On Wednesday my nephew Harry and I headed off to Lone Pine, California, where hundreds of Westerns and other films have been shot over the years.  Of course we took on board a goodly supply of Mexican Cokes, Mexican Cokes being the key to any successful road trip.

We also carried an iPod fully loaded with cowboy songs and Western movie soundtracks.

We chose a route to Lone Pine that would take us through Death Valley, which Harry had never visited.  This entailed passing through Pahrump, in Nye County, Nevada, where prostitution is legal, and where Harry snapped a picture of the sign above, advertising one of the Silver State's odder attractions.  The museum is attached to an actual working brothel, and is basically just a large barroom with pictures of whores and newspaper clippings about whores on the walls.  It's well worth a visit, but we had no time for it on this journey.

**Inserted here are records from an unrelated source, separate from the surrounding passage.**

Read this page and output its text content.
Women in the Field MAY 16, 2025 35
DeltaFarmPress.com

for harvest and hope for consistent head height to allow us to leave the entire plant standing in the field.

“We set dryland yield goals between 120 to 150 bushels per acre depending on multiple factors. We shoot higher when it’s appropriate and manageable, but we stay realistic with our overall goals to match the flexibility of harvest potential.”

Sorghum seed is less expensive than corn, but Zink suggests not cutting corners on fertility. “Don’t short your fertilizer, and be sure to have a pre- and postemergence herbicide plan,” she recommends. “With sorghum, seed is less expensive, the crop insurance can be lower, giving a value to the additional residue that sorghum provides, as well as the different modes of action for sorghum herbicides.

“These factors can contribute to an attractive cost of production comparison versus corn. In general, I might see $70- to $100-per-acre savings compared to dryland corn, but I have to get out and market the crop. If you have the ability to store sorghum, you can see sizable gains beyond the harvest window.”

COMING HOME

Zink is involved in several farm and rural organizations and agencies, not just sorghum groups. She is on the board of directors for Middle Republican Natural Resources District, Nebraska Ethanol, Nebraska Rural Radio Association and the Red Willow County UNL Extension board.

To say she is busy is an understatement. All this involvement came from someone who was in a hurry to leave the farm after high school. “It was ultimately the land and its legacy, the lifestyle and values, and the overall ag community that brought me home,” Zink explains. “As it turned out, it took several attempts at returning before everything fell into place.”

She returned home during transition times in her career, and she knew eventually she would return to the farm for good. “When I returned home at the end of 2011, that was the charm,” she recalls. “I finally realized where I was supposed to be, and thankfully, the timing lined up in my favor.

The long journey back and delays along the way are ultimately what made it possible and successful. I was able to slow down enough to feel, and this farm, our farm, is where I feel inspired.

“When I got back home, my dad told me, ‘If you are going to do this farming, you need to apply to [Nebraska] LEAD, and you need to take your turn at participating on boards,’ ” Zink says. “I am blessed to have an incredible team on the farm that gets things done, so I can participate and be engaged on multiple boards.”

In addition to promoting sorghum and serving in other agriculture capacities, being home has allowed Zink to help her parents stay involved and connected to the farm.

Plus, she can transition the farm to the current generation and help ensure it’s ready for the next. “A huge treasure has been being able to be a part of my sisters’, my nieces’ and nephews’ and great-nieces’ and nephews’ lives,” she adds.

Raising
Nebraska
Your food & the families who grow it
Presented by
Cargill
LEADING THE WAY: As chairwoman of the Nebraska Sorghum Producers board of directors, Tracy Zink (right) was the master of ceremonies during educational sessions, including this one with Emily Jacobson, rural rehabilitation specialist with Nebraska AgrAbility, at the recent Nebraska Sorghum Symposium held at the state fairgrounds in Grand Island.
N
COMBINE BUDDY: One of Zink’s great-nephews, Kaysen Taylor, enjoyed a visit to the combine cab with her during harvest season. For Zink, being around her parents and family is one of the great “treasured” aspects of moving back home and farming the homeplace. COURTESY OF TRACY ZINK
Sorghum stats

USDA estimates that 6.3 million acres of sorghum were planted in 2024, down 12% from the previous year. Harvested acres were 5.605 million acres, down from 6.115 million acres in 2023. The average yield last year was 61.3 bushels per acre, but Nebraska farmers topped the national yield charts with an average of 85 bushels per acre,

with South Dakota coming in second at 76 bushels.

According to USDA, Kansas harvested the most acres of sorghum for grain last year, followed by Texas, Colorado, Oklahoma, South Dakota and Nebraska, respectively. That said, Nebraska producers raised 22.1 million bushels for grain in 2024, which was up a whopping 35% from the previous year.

At the edge of the valley we stopped to take photos of the Amargosa Opera House, where an eccentric old woman puts on shows in an auditorium, every flat surface of whose interior she has painted herself with wild designs and figures.  We had no time for this bizarre phenomenon, either, and proceeded into the park.



We stopped at Zabriskie Point to take in the bizarre topography (above), then headed to Badwater Basin, the lowest point of land in the Western Hemisphere.

Harry walked far out onto the salt flat there, past the other tourists, and said that the silence was really spooky, with not even a breath of wind disturbing it.



We continued west and stopped at the Mesquite Dunes, a ridge of sand dunes rising up improbably from the desert floor.  We arrived just at sunset, when the light was exceptionally beautiful.



Then on through the night to Lone Pine and the Timberline Motel, run by a family of subcontinental Indians and a bit the worse for wear, but clean, with free wi-fi.  It is one of the only motels in Lone Pine which welcomes smokers, who must be resigned these days to the shabbiest motels in any given locale when seeking roadside accommodation.



I was thus happy to give the Timberline my business, which seemed to be much appreciated, and happy to behold the “Vacancy” signs on the higher-class smoke-free motels in town, and to think how much they must be suffering in the current economy.  I do not wish them well.

Harry had a decent steak and I had a hideous shrimp dish at a Chinese-American restaurant on the main street of town, then we hit the hay to rest up for our visit to the fabled Alabama Hills the next day — sacred territory once walked and ridden through by Randolph Scott and Budd Boetticher.